Objective. Examine the 1-year effectiveness and cost-effectiveness (societal and payer perspectives) of adding nonpharmacologic interventions for chronic low back pain (CLBP) to usual care using a decision-analytic model-based approach.
Summary of Background Data. Treatment guidelines now recommend many safe and effective nonpharmacologic interventions for CLBP. However, little is known regarding their effectiveness in subpopulations (e.g., high-impact chronic pain patients), nor about their cost-effectiveness.
Methods. The model included four health states: high-impact chronic pain (substantial activity limitations); no pain; and two others without activity limitations, but with higher (moderate-impact) or lower (low-impact) pain. We estimated intervention-specific transition probabilities for these health states using individual patient-level data from 10 large randomized trials covering 17 nonpharmacologic therapies.

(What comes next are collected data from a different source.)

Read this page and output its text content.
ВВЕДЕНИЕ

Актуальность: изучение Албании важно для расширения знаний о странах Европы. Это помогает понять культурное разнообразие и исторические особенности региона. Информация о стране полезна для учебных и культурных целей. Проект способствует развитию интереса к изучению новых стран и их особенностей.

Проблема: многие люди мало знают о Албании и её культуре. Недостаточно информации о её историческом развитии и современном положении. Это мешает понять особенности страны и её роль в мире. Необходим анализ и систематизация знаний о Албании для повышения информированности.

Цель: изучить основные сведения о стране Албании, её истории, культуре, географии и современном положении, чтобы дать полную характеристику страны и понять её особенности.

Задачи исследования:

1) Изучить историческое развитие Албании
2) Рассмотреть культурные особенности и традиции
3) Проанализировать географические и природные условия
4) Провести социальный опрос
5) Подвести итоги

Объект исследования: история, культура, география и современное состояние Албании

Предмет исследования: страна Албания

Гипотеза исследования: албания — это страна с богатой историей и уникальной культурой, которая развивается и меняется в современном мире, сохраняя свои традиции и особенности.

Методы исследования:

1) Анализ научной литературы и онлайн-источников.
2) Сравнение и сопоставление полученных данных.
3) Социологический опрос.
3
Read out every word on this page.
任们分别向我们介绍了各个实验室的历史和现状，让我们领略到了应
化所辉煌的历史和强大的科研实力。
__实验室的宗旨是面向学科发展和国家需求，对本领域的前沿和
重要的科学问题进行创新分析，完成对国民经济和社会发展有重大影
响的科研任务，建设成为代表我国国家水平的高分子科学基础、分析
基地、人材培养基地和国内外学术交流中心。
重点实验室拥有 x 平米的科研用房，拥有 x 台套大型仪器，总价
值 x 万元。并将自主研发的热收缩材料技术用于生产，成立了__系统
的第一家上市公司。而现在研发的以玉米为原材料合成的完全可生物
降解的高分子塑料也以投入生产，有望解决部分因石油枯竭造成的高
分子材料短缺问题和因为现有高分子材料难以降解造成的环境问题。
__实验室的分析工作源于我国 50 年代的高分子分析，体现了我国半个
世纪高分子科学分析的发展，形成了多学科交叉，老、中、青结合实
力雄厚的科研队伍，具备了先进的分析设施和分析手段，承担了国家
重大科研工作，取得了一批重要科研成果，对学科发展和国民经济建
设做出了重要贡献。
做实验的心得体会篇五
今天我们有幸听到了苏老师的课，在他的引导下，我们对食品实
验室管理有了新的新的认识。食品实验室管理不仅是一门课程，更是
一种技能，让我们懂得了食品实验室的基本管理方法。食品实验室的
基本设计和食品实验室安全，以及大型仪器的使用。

The model was run for nine 6-week cycles to approximate a 1-year time horizon. Quality-adjusted life-year weights were based on six-dimensional health state short form scores; healthcare costs were based on 2003 to 2015 Medical Expenditure Panel Survey data; and lost productivity costs used in the societal perspective were based on reported absenteeism. Results were generated for two target populations: (1) a typical baseline mix of patients with CLBP (25% low-impact, 35% moderate-impact, and 40% high-impact chronic pain) and (2) high-impact chronic pain patients.
Results. From the societal perspective, all but two of the therapies were cost effective (<$50,000/quality-adjusted life-year) for a typical patient mix and most were cost-saving. From the payer perspective, fewer were cost-saving, but the same number was cost-effective. Assuming all patients in the model have high-impact chronic pain increases the effectiveness and cost-effectiveness of most, but not all, therapies indicating that substantial benefits are possible in this subpopulation.
Conclusion. Modeling leverages the evidence produced from clinical trials to provide more information than is available in the published studies. We recommend modelling for all existing studies of nonpharmacologic interventions for CLBP.